Führung durch die Ausstellung POSITIONEN 2018
Wir leben heute mitten in einer Medienrevolution durch die Digitalisierung. Die Auswirkungen spüren wir in vielen Bereichen: Tempo, Überwachung, KI, Unmenschlichkeit. Um diesen Prozess in Darmstadt, den Bürgern der Digitalstadt noch stärker ins Bewusstsein zu rücken, wurden Darmstädter Künstlerinnen und Künstler gebeten, ihre diesbezüglichen Wahrnehmungen und Gedanken zu bearbeiten.
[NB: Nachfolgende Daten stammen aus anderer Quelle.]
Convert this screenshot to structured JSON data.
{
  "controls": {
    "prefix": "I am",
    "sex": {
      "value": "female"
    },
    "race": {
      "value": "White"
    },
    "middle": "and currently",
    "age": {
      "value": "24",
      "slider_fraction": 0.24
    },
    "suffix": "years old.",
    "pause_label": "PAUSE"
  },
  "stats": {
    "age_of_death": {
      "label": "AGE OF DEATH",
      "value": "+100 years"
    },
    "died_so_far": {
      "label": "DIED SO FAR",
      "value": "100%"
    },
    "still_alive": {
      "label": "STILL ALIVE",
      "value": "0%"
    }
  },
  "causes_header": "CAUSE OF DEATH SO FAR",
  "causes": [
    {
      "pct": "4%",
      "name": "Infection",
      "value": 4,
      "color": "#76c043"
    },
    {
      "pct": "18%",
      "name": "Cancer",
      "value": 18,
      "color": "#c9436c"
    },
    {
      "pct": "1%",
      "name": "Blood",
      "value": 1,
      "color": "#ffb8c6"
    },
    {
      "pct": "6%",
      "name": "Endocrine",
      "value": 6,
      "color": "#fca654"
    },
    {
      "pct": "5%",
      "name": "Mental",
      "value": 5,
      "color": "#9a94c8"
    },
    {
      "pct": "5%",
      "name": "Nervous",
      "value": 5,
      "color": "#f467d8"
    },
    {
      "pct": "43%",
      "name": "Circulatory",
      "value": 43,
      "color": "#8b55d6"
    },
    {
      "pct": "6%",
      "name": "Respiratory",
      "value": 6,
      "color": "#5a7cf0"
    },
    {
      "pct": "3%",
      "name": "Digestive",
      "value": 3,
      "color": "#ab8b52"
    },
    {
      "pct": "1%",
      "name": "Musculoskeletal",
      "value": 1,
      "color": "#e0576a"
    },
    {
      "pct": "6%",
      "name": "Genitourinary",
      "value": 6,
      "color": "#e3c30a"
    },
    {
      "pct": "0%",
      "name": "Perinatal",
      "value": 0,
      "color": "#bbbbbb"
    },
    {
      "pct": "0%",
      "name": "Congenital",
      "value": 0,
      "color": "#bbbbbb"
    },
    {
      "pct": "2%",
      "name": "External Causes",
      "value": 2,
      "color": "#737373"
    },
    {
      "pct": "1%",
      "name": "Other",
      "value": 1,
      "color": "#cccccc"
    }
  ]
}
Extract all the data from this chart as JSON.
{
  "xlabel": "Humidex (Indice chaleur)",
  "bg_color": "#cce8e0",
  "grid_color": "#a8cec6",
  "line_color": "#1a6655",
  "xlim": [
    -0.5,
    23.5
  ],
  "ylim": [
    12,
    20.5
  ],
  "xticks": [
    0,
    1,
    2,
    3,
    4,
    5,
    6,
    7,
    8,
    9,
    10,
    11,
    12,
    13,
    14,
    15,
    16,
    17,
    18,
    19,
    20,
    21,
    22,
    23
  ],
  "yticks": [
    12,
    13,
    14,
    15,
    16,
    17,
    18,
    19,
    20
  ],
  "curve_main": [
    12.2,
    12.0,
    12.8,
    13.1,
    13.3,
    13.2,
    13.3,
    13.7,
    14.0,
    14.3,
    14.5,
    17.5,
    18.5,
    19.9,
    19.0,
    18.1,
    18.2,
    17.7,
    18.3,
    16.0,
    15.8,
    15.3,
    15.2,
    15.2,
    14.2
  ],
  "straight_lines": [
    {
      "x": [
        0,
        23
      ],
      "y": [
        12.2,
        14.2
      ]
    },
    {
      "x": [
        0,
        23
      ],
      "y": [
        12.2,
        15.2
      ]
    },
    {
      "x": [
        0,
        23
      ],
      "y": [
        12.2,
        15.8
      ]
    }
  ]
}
Bis zum 23. September sind nun die - teilweise erstaunlichen - Ergebnisse im Atelierhaus (Riedeselstraße 15) und im Designhaus Darmstadt (Eugen-Bracht-Weg 6, Mathildenhöhe) zu besichtigen. Termine und Details siehe www.positionen2018.de
Die Ausstellung präsentiert künstlerische Sichtweisen aus der Malerei, Skulpturen, Video, Objekte und Installationen, die Beispiele der Auseinandersetzung von Mensch und Gesellschaft mit der Digitalisierung zeigen. Nur einige Objekte der vielgestaltigen Arbeiten können hier beschrieben werden: Die Künstlerin Barbara Fuchs-Schneeweiss macht durch akustische Signale erfahrbar, wie anhand des sich verändernden Herzschlag-Tempos das Digitale alles Private durchdringt. Frank Schylla regt an, die gängigen Worthülsen „Humanität“, „Toleranz“ und „Brüderlichkeit“, die am Boden liegen (!), mit den gegenteiligen Begriffen zu konfrontieren; Elke Emmy Laubner verfremdet die Rheinstraße und einen populären Woog-Ausschnitt mit digitalen Strukturen; Erika Heine setzt die traditionelle Bedeutung des besiegelnden Händedrucks eindrucksvoll in Zweifel, während der Bildhauer Paul Hirsch seine Besucher mittels verschlungener Buchstaben aus Holz vor kleine Rätsel stellt. Jürgen Wolff hat unser Alphabet in ein Gedicht in einer futuristischen Geheimsprache übersetzt und grafisch utopisch ausgestaltet. Die in Darmstadt gut bekannte Margot Middelhauve stellt mithilfe einer dreidimensionalen Blackbox die Befürchtung dar, der (sargähnliche) dicke Klotz Digitalisierung könnte die ganze Stadt erdrücken.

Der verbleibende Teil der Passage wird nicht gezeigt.